Agency report
Bangalore, Jan 11: India has joined a handful of countries with the technology to build a new type of supersonic rocket that could reduce satellite launching costs by nearly 90 per cent, the nation's space agency said late on Tuesday.
The so-called Supersonic Combustion Ramjet - or Scramjet - technology should eventually help India build lighter and faster rockets, the Indian Space Research Organisation (ISRO) said.
Conventional rockets carry their own oxygen to burn as fuel, but Scramjet rockets will take oxygen from the atmosphere, making them lighter and faster.
Scientists this week tested a prototype Scramjet engine for seven seconds, simulating travel at six times the speed of sound, said a space agency spokesman, S Krishnamurthy.

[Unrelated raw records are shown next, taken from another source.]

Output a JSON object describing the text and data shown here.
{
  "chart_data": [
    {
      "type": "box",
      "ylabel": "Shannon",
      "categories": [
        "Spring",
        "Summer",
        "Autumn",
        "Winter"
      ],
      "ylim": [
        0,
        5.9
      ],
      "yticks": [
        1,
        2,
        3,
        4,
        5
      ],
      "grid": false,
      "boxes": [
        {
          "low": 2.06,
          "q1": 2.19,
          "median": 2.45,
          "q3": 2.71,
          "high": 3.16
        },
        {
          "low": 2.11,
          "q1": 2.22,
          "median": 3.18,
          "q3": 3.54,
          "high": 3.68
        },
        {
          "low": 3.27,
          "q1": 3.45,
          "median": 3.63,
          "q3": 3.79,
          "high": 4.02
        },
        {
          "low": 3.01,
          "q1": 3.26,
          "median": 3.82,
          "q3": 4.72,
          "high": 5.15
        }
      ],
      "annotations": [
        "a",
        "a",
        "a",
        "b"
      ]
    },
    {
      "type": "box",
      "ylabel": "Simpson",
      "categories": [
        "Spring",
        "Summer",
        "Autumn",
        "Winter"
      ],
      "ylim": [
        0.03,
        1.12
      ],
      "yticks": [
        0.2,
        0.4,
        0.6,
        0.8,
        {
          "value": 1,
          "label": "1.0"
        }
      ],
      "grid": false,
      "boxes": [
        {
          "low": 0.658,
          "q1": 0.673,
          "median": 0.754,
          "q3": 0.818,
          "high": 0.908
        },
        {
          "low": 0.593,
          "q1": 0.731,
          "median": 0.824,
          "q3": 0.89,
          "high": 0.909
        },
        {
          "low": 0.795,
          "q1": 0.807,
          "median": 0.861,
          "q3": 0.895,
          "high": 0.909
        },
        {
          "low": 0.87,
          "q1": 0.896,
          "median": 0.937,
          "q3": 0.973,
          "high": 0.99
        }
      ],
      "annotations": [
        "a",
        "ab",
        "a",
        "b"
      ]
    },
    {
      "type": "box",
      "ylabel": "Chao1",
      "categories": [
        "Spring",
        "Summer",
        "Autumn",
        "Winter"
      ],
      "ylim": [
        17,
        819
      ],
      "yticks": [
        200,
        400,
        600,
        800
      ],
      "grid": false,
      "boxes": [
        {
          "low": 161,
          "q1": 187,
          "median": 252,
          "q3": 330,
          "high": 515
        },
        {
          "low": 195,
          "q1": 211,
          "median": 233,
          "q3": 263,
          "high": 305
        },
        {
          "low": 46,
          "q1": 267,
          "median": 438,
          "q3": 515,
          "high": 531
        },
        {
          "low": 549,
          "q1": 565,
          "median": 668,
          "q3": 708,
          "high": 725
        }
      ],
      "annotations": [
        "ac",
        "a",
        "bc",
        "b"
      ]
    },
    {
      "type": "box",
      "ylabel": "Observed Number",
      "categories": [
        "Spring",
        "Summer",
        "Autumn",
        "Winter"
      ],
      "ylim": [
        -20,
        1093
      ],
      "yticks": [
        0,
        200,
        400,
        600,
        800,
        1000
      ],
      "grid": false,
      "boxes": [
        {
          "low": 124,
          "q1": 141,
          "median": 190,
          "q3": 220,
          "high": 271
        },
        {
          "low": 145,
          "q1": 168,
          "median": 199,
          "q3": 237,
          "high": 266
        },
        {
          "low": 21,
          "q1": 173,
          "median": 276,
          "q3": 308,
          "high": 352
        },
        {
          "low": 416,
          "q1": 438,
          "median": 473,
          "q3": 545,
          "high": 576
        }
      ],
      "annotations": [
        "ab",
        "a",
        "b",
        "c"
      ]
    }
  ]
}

The fastest that a conventional aircraft can fly while taking in air is Mach 3.2, or 3.2 times the speed of sound, achieved by the US Air Force's SR-71 Blackbird.
"We need his new technology to do that (take in air) at a velocity of Mach six," Krishnamurthy said, adding that scientists hope Scramjets will eventually be able to reach speeds as high as 24 times the speed of sound.
The US has already carried out a flight test with a Scramjet engine, while the Europe Union, Japan, China, Russia and Australia are in different stages of testing their technologies.
Developers hope that Scramjets could bring the cost of launching satellites from the current level of $12,000 or more per 2.2 pounds of payload to less than $1,000.
"We have now proven our technology on the ground and hope to do a flight-test within two years, though mastering the technology might take up to 10 years from now," he said.